While most countries acknowledge that they contribute to global levels of PM2.5 – fine particulate matter – there is little agreement on how much and thus the extent of their financial responsibility. In particular, far harder to measure than the direct production of PM2.5 by factories and cars is the amount caused by consumption.
Their very small size is what makes PM2.5 so dangerous. Easily inhalable, they accumulate inside the lungs, where they severely increase the risk of cancer and other deadly diseases. Yet it is the poor that are especially vulnerable to PM2.5 and die prematurely.
To emphasise the impact that PM2.5 levels from consumption alone have on human health, the study – from the National Institute for Environmental Studies (NIES) in Japan – concluded that the lifetime consumption of just 28 people in G20 nations will cause the premature death of one person worldwide.
“Most deaths are in developing countries and without international coordination the situation will worsen,” said Dr Keisuke Nansai, a research director at the Material Flow Innovation Research Program at the NIES, who had been a visiting professor at ISA of the University of Sydney, and one of the lead authors of the study.

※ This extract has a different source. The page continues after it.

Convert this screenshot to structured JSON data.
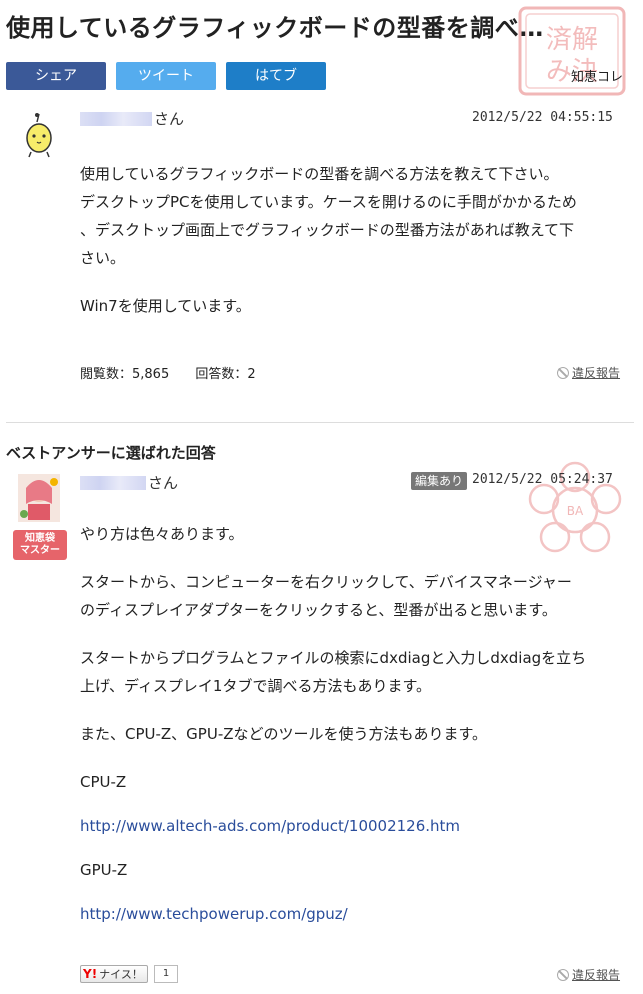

The issue of consumption is a vital question to answer, Nansai said. Unlike direct production, which first affects the producing nation and then spreads across borders to neighbouring nations, the PM2.5 caused by consumption may originate in distant nations and have negligible effects on the consuming nation.
“Pollution in the form of production emissions creates a motive to implement joint PM2.5 reduction measures in neighbouring countries. Such cooperation is unlikely among countries that are geographically distinct,” said Nansai.

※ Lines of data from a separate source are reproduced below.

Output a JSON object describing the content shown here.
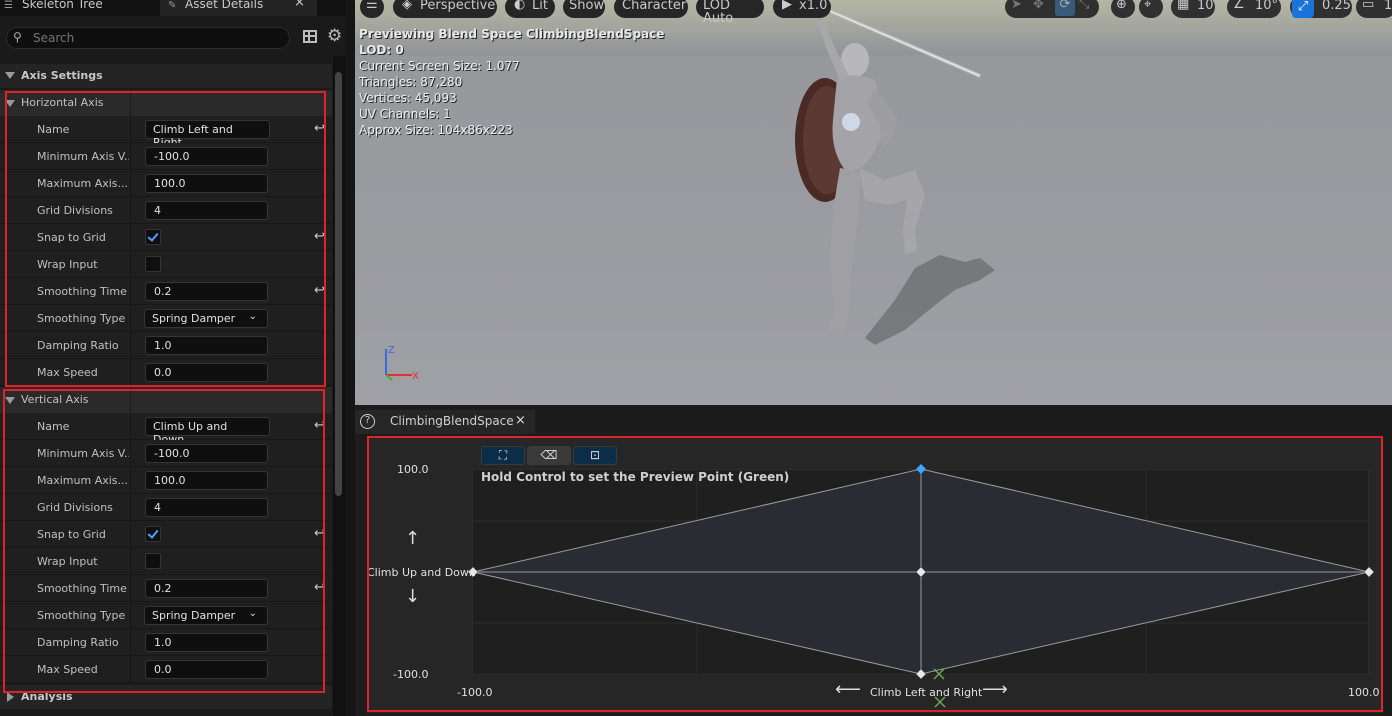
{
  "tabs": {
    "skeleton_tree": "Skeleton Tree",
    "asset_details": "Asset Details",
    "close": "×"
  },
  "search": {
    "placeholder": "Search"
  },
  "axis_settings": {
    "title": "Axis Settings",
    "horizontal": {
      "title": "Horizontal Axis",
      "rows": {
        "name": {
          "label": "Name",
          "value": "Climb Left and Right"
        },
        "min": {
          "label": "Minimum Axis V...",
          "value": "-100.0"
        },
        "max": {
          "label": "Maximum Axis...",
          "value": "100.0"
        },
        "grid": {
          "label": "Grid Divisions",
          "value": "4"
        },
        "snap": {
          "label": "Snap to Grid",
          "checked": true
        },
        "wrap": {
          "label": "Wrap Input",
          "checked": false
        },
        "smooth_time": {
          "label": "Smoothing Time",
          "value": "0.2"
        },
        "smooth_type": {
          "label": "Smoothing Type",
          "value": "Spring Damper"
        },
        "damping": {
          "label": "Damping Ratio",
          "value": "1.0"
        },
        "max_speed": {
          "label": "Max Speed",
          "value": "0.0"
        }
      }
    },
    "vertical": {
      "title": "Vertical Axis",
      "rows": {
        "name": {
          "label": "Name",
          "value": "Climb Up and Down"
        },
        "min": {
          "label": "Minimum Axis V...",
          "value": "-100.0"
        },
        "max": {
          "label": "Maximum Axis...",
          "value": "100.0"
        },
        "grid": {
          "label": "Grid Divisions",
          "value": "4"
        },
        "snap": {
          "label": "Snap to Grid",
          "checked": true
        },
        "wrap": {
          "label": "Wrap Input",
          "checked": false
        },
        "smooth_time": {
          "label": "Smoothing Time",
          "value": "0.2"
        },
        "smooth_type": {
          "label": "Smoothing Type",
          "value": "Spring Damper"
        },
        "damping": {
          "label": "Damping Ratio",
          "value": "1.0"
        },
        "max_speed": {
          "label": "Max Speed",
          "value": "0.0"
        }
      }
    },
    "analysis": "Analysis"
  },
  "viewport": {
    "toolbar": {
      "perspective": "Perspective",
      "lit": "Lit",
      "show": "Show",
      "character": "Character",
      "lod": "LOD Auto",
      "speed": "x1.0",
      "grid_value": "10",
      "angle_value": "10°",
      "scale_value": "0.25",
      "camera_value": "1"
    },
    "overlay": {
      "line1": "Previewing Blend Space ClimbingBlendSpace",
      "line2": "LOD: 0",
      "line3": "Current Screen Size: 1.077",
      "line4": "Triangles: 87,280",
      "line5": "Vertices: 45,093",
      "line6": "UV Channels: 1",
      "line7": "Approx Size: 104x86x223"
    },
    "gizmo": {
      "z": "Z",
      "x": "X"
    }
  },
  "blendspace": {
    "tab_label": "ClimbingBlendSpace",
    "help": "?",
    "close": "×",
    "hint": "Hold Control to set the Preview Point (Green)",
    "y_max": "100.0",
    "y_min": "-100.0",
    "x_min": "-100.0",
    "x_max": "100.0",
    "y_axis_name": "Climb Up and Down",
    "x_axis_name": "Climb Left and Right",
    "colors": {
      "highlight": "#e0222a",
      "selected_point": "#3aa8ff",
      "preview": "#6aa84f"
    }
  }
}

G20 members make up more than three-quarters of international trade and the world’s economic output. Therefore, Nansai and his colleagues reasoned, understanding the impact the consumption of these nations has on PM2.5 levels would provide a reliable benchmark.

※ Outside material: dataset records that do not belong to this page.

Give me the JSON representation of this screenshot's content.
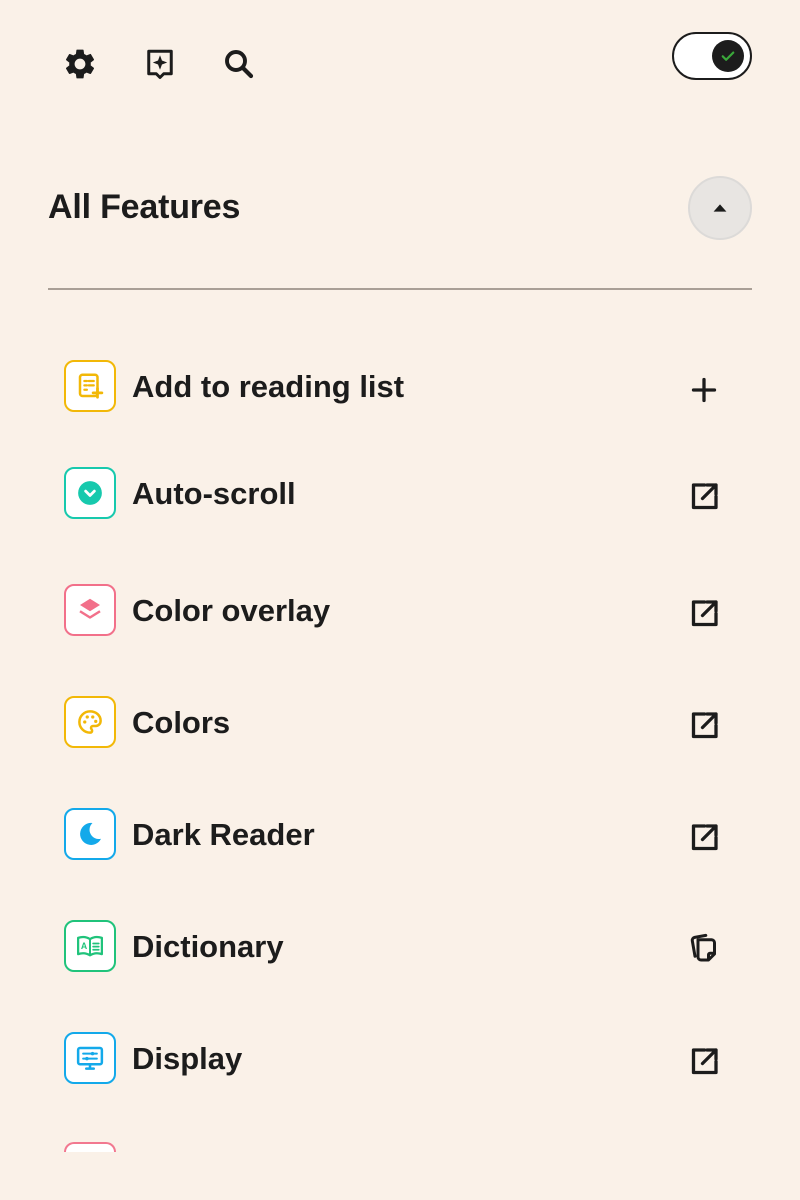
{
  "header": {
    "toggle": {
      "state": "on",
      "accent": "#3aa83a"
    }
  },
  "section": {
    "title": "All Features",
    "collapse_icon": "caret-up-icon"
  },
  "features": [
    {
      "label": "Add to reading list",
      "icon": "reading-list-add-icon",
      "color": "#f2b807",
      "action": "plus-icon"
    },
    {
      "label": "Auto-scroll",
      "icon": "chevron-down-circle-icon",
      "color": "#17c9ad",
      "action": "open-external-icon"
    },
    {
      "label": "Color overlay",
      "icon": "layers-icon",
      "color": "#f2708a",
      "action": "open-external-icon"
    },
    {
      "label": "Colors",
      "icon": "palette-icon",
      "color": "#f2b807",
      "action": "open-external-icon"
    },
    {
      "label": "Dark Reader",
      "icon": "moon-icon",
      "color": "#13a9ea",
      "action": "open-external-icon"
    },
    {
      "label": "Dictionary",
      "icon": "dictionary-book-icon",
      "color": "#20c37b",
      "action": "copy-pages-icon"
    },
    {
      "label": "Display",
      "icon": "display-settings-icon",
      "color": "#13a9ea",
      "action": "open-external-icon"
    }
  ]
}
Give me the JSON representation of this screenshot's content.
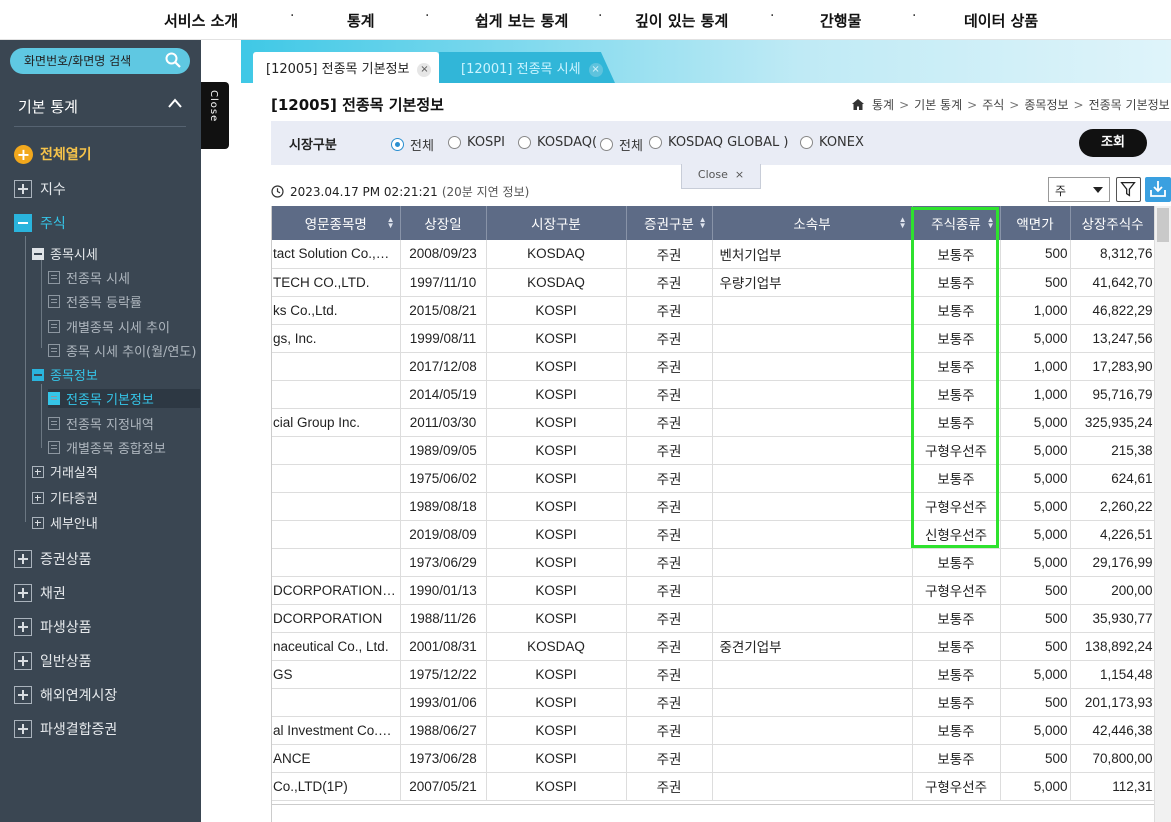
{
  "topnav": {
    "items": [
      "서비스 소개",
      "통계",
      "쉽게 보는 통계",
      "깊이 있는 통계",
      "간행물",
      "데이터 상품"
    ],
    "separator": "·"
  },
  "sidebar": {
    "search_placeholder": "화면번호/화면명 검색",
    "header": "기본 통계",
    "open_all": "전체열기",
    "index": "지수",
    "stock": "주식",
    "stock_price": "종목시세",
    "price_items": [
      "전종목 시세",
      "전종목 등락률",
      "개별종목 시세 추이",
      "종목 시세 추이(월/연도)"
    ],
    "stock_info": "종목정보",
    "info_items": [
      "전종목 기본정보",
      "전종목 지정내역",
      "개별종목 종합정보"
    ],
    "sub_items": [
      "거래실적",
      "기타증권",
      "세부안내"
    ],
    "bottom_items": [
      "증권상품",
      "채권",
      "파생상품",
      "일반상품",
      "해외연계시장",
      "파생결합증권"
    ]
  },
  "close_tab": "Close",
  "tabs": [
    {
      "label": "[12005] 전종목 기본정보",
      "close": "×"
    },
    {
      "label": "[12001] 전종목 시세",
      "close": "×"
    }
  ],
  "page_title": "[12005] 전종목 기본정보",
  "breadcrumb": [
    "통계",
    "기본 통계",
    "주식",
    "종목정보",
    "전종목 기본정보"
  ],
  "breadcrumb_sep": ">",
  "filter": {
    "label": "시장구분",
    "options": [
      "전체",
      "KOSPI",
      "KOSDAQ(",
      "전체",
      "KOSDAQ GLOBAL )",
      "KONEX"
    ],
    "selected": "전체",
    "search_button": "조회"
  },
  "close_bar": {
    "label": "Close",
    "icon": "×"
  },
  "timestamp": "2023.04.17 PM 02:21:21",
  "delay_note": "(20분 지연 정보)",
  "unit_select": "주",
  "table": {
    "headers": [
      "영문종목명",
      "상장일",
      "시장구분",
      "증권구분",
      "소속부",
      "주식종류",
      "액면가",
      "상장주식수"
    ],
    "rows": [
      [
        "tact Solution Co.,…",
        "2008/09/23",
        "KOSDAQ",
        "주권",
        "벤처기업부",
        "보통주",
        "500",
        "8,312,76"
      ],
      [
        "TECH CO.,LTD.",
        "1997/11/10",
        "KOSDAQ",
        "주권",
        "우량기업부",
        "보통주",
        "500",
        "41,642,70"
      ],
      [
        "ks Co.,Ltd.",
        "2015/08/21",
        "KOSPI",
        "주권",
        "",
        "보통주",
        "1,000",
        "46,822,29"
      ],
      [
        "gs, Inc.",
        "1999/08/11",
        "KOSPI",
        "주권",
        "",
        "보통주",
        "5,000",
        "13,247,56"
      ],
      [
        "",
        "2017/12/08",
        "KOSPI",
        "주권",
        "",
        "보통주",
        "1,000",
        "17,283,90"
      ],
      [
        "",
        "2014/05/19",
        "KOSPI",
        "주권",
        "",
        "보통주",
        "1,000",
        "95,716,79"
      ],
      [
        "cial Group Inc.",
        "2011/03/30",
        "KOSPI",
        "주권",
        "",
        "보통주",
        "5,000",
        "325,935,24"
      ],
      [
        "",
        "1989/09/05",
        "KOSPI",
        "주권",
        "",
        "구형우선주",
        "5,000",
        "215,38"
      ],
      [
        "",
        "1975/06/02",
        "KOSPI",
        "주권",
        "",
        "보통주",
        "5,000",
        "624,61"
      ],
      [
        "",
        "1989/08/18",
        "KOSPI",
        "주권",
        "",
        "구형우선주",
        "5,000",
        "2,260,22"
      ],
      [
        "",
        "2019/08/09",
        "KOSPI",
        "주권",
        "",
        "신형우선주",
        "5,000",
        "4,226,51"
      ],
      [
        "",
        "1973/06/29",
        "KOSPI",
        "주권",
        "",
        "보통주",
        "5,000",
        "29,176,99"
      ],
      [
        "DCORPORATION(…",
        "1990/01/13",
        "KOSPI",
        "주권",
        "",
        "구형우선주",
        "500",
        "200,00"
      ],
      [
        "DCORPORATION",
        "1988/11/26",
        "KOSPI",
        "주권",
        "",
        "보통주",
        "500",
        "35,930,77"
      ],
      [
        "naceutical Co., Ltd.",
        "2001/08/31",
        "KOSDAQ",
        "주권",
        "중견기업부",
        "보통주",
        "500",
        "138,892,24"
      ],
      [
        "GS",
        "1975/12/22",
        "KOSPI",
        "주권",
        "",
        "보통주",
        "5,000",
        "1,154,48"
      ],
      [
        "",
        "1993/01/06",
        "KOSPI",
        "주권",
        "",
        "보통주",
        "500",
        "201,173,93"
      ],
      [
        "al Investment Co.…",
        "1988/06/27",
        "KOSPI",
        "주권",
        "",
        "보통주",
        "5,000",
        "42,446,38"
      ],
      [
        "ANCE",
        "1973/06/28",
        "KOSPI",
        "주권",
        "",
        "보통주",
        "500",
        "70,800,00"
      ],
      [
        "Co.,LTD(1P)",
        "2007/05/21",
        "KOSPI",
        "주권",
        "",
        "구형우선주",
        "5,000",
        "112,31"
      ]
    ]
  }
}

Using Eora, a database made nearly a decade earlier to measure global supply chains around the world, the study mapped out the emissions made by consumption alone.
The study shows that consumption by the world’s most consuming nations, such as the US and UK, causes a significant number of premature deaths in faraway nations, such as China and India, whereas the premature deaths caused by production habits are more common in neighbouring nations such as Mexico (for the US) and Germany (for the UK).
Covid-19, the pandemic that has changed the world, is a respiratory disease that is most lethal to the elderly. Similarly, the premature victims of PM2.5 are also mostly elderly. However, unlike Covid-19, the study found another group alarmingly susceptible to the PM2.5 produced by consumption.
“We found that the consumption of G20 nations was responsible for 78,000 premature deaths of infants [up to five years old] worldwide,” noted Nansai.
The effect was not too great in most G20 nations, such that the average age of premature deaths was nearly 70 years old. However, in some countries, namely South Africa and Saudi Arabia, premature infant death was so prevalent that the average age of premature deaths was under 60 years old. Similarly, the average age of premature deaths in India and Indonesia barely crossed this threshold.
Nansai and his colleagues stress that if consumption is not considered, most countries will not think they should pay any penalty for these deaths.
“As long as responsibility for infant deaths due to production emissions is the only issue pursued, we can find no rationale for nations to confront the mass death of infants [in faraway nations],” the researchers concluded in the study.
The research paper – 'Consumption in the G20 nations causes particulate air pollution resulting in two million premature deaths annually' – has been published in the journal Nature Communications.